Uncontrolled rapture of prodrug nano-formulation under physiological concentration gradient is a bottleneck in the effective delivery of anticancer drugs to solid tumors in vivo. The present investigation reports macromolecular nano-compartmentalization in single polymer chain micellar nanoparticle (or unimolecular micelle nanoparticle, UMNp) and demonstrates its therapeutic efficacies in pancreatic cancer xenograft mouse model. The UMNp is engineered in a six-arm enzymatic-biodegradable polycaprolactone star-polymer by employing a divergent approach using identical chemical constituents but varying the arms-lengths. The tiny <25 nm sized core–shell UMNp is found to be non-toxic, non-hemolytic, and highly efficient in loading 14% of clinical drug doxorubicin (DOX).

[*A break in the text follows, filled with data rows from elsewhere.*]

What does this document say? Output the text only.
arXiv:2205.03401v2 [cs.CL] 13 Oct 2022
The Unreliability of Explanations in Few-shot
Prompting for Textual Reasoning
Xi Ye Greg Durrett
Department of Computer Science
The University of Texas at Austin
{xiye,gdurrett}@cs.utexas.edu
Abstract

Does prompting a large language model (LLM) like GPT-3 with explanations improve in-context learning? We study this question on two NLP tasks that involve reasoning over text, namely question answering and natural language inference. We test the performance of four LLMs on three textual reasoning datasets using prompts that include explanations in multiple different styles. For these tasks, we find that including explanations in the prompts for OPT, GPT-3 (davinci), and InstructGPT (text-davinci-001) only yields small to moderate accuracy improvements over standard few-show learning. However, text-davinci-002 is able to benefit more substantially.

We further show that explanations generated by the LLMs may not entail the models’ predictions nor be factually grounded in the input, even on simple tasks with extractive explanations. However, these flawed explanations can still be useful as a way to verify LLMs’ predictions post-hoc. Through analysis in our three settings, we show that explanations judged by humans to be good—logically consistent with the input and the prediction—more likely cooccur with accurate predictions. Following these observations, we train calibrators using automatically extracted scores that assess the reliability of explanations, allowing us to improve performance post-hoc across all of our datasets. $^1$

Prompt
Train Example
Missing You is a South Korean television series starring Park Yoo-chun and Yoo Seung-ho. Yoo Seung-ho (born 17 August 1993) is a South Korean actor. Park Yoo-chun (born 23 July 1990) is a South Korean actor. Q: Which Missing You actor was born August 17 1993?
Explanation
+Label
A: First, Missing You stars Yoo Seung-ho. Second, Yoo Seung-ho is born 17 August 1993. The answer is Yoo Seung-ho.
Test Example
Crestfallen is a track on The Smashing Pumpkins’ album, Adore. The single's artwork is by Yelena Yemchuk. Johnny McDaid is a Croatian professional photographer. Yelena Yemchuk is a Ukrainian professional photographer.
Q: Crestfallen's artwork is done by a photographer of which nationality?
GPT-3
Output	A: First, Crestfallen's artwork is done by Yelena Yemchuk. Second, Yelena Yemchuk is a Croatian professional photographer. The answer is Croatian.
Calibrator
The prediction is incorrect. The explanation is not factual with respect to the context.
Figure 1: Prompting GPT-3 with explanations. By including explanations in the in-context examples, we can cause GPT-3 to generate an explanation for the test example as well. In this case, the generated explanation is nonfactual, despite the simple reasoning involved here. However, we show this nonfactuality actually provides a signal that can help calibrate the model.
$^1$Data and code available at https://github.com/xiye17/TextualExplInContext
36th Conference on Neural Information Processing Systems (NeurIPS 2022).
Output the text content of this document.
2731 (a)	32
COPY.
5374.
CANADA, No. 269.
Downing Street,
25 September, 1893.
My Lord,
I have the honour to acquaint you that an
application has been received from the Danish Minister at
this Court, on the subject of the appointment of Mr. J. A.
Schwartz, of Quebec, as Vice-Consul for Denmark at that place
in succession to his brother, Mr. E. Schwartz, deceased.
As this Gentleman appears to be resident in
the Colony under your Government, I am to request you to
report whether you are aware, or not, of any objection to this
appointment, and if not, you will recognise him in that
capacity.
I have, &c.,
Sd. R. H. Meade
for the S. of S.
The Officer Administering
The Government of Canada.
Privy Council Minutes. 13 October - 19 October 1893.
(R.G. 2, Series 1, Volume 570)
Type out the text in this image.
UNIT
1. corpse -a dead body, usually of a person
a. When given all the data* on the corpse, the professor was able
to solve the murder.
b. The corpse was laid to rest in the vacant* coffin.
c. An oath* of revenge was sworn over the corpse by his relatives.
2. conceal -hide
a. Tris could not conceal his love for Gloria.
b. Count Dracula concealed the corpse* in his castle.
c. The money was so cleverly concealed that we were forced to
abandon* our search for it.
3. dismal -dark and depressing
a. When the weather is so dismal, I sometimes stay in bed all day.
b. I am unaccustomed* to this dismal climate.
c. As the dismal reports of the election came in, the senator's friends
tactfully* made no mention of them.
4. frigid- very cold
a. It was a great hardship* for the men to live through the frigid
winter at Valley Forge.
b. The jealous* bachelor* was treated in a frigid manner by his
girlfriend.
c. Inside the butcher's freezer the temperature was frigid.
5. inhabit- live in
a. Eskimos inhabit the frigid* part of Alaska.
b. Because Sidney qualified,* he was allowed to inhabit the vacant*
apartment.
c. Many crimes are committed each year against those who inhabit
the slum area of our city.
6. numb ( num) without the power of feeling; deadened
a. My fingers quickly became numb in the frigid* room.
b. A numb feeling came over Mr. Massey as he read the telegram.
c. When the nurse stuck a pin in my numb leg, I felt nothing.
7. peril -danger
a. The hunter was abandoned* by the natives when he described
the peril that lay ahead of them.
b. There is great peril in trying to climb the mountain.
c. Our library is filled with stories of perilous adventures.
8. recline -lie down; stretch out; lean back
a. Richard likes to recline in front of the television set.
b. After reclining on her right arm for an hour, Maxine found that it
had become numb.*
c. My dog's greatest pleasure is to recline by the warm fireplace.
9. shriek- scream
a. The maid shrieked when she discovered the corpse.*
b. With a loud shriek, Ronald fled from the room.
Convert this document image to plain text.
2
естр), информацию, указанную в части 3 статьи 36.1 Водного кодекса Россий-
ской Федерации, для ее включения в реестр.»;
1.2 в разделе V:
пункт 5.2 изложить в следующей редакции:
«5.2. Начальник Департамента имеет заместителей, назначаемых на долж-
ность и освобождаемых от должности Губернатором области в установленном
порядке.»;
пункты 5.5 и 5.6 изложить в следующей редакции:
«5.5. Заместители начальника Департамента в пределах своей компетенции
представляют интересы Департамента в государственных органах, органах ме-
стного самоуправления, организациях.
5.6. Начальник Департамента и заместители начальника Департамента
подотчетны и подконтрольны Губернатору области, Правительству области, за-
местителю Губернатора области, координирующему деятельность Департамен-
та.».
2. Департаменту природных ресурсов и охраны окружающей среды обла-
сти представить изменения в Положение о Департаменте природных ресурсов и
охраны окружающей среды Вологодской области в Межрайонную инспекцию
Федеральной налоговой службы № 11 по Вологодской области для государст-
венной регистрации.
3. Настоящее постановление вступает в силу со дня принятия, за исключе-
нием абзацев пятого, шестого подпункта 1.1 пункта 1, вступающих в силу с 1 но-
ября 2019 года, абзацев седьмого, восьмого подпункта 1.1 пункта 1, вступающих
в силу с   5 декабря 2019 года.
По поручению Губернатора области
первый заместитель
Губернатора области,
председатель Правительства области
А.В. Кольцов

UMNp undergoes biodegradation at the intracellular endo-lysosomal compartments and exhibited substantial growth inhibition in multiple cancer cell lines such as MCF-7 (breast cancer), MDA-MB-231 and MDA-MB-468 (triple-negative breast cancers), and MIA PaCa 2 (pancreatic cancer) at very low IC50 values. Strikingly, the DOX delivered from the UMNp platform demonstrate more than a 90% reduction in tumor volume in MIA PaCa 2 tumor-bearing mice. Biodistribution via IVIS-imaging using deep tissue-penetrable near-infrared IR-780-loaded UMNp establish high tissue penetration and longer retention in tumor-bearing mice and substantiate their excellent efficacy in solid tumor regression.